Adrian Simpson, Professor at Durham University

In recent years, governments have moved social policy towards being ‘evidence-based’. To give just two examples, in the US the Every Student Succeeds Act (ESSA) restricts funding to ‘evidence-based’ programmes and defines the strongest evidence as experimental studies; while in the UK, the government-funded Education Endowment Foundation (EEF) aims to improve teaching and learning through the use of evidence, where the strongest evidence is interpreted as randomised controlled trials (RCTs) – the latter prompting Innes (2024) to argue that the EEF functions ‘as a gatekeeper, deciding whose knowledge counts’ (p. 12).

This blog post explores the ‘knowledge which counts’, which appears to be that brokered from two distinct forms of RCT underpinning ‘evidence-based education’: field and laboratory experiments. In a recent article published in the British Educational Research Journal, I and a colleague contend that neither forms a strong basis for policy or practice (see Rowlandson & Simpson, 2024). Ideal RCTs provide strong evidence of causes within the studies: a sufficiently large difference in outcome, between groups randomly assigned to different treatments, is strong evidence of treatment allocation playing a causal role for at least some participants.

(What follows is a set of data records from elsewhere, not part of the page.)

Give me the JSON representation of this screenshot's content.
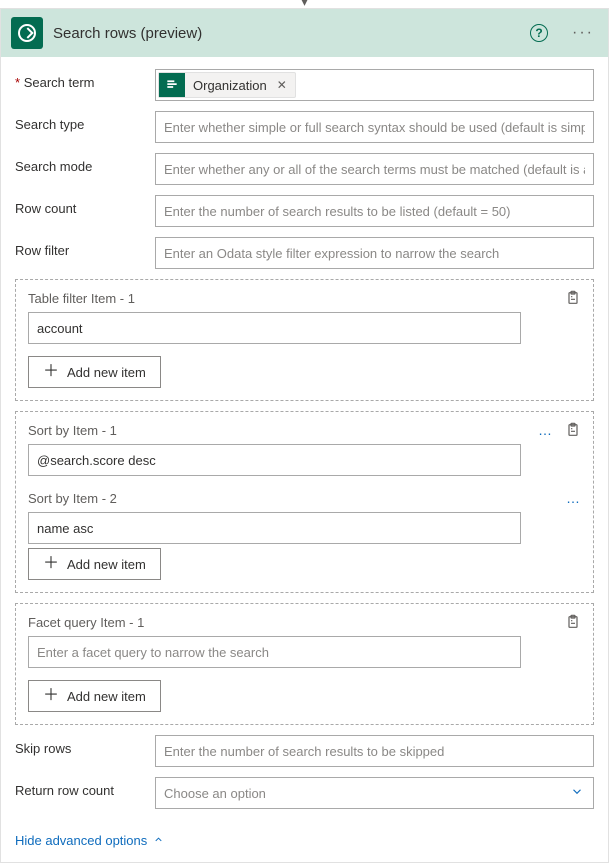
{
  "header": {
    "title": "Search rows (preview)"
  },
  "fields": {
    "search_term": {
      "label": "Search term",
      "token": "Organization"
    },
    "search_type": {
      "label": "Search type",
      "placeholder": "Enter whether simple or full search syntax should be used (default is simple)"
    },
    "search_mode": {
      "label": "Search mode",
      "placeholder": "Enter whether any or all of the search terms must be matched (default is any)"
    },
    "row_count": {
      "label": "Row count",
      "placeholder": "Enter the number of search results to be listed (default = 50)"
    },
    "row_filter": {
      "label": "Row filter",
      "placeholder": "Enter an Odata style filter expression to narrow the search"
    },
    "skip_rows": {
      "label": "Skip rows",
      "placeholder": "Enter the number of search results to be skipped"
    },
    "return_row": {
      "label": "Return row count",
      "placeholder": "Choose an option"
    }
  },
  "groups": {
    "table_filter": {
      "label1": "Table filter Item - 1",
      "val1": "account",
      "add": "Add new item"
    },
    "sort_by": {
      "label1": "Sort by Item - 1",
      "val1": "@search.score desc",
      "label2": "Sort by Item - 2",
      "val2": "name asc",
      "add": "Add new item"
    },
    "facet": {
      "label1": "Facet query Item - 1",
      "placeholder1": "Enter a facet query to narrow the search",
      "add": "Add new item"
    }
  },
  "advanced_toggle": "Hide advanced options"
}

‘Teachers need to rely on knowledge brokers to translate studies into policy and practice recommendations.’

Teachers need to rely on knowledge brokers to translate studies into policy and practice recommendations. For example, one of EEF’s guidance reports cites their field experiment of 1stClass@Number – an intervention providing intensive support for pupils struggling with maths – as evidence for recommending ‘high quality, structured teaching assistant support’ (p. 32). Meanwhile, in 2015 the influential Deans for Impact report cited laboratory experiments to recommend that teachers encourage ‘students to identify and label the substeps required for solving a problem’ (Deans for Impact, 2015 , p. 4) (see also for example Catrambone, 1996).

Field experiments

Field experiments evaluate interventions in realistic contexts. Compared to the control, the intervention group in the 1stClass@Number evaluation had additional lessons, which were highly scripted, delivered by trained teaching assistants (TAs) and designed to be fun. While RCTs provide strong evidence of a cause at play in the study, knowledge brokers aim to make claims about causes which might be relied upon for practice elsewhere. However, knowledge brokers often transport causal claims by naïve induction: it happened there (in the study) so it should happen here (in your classroom).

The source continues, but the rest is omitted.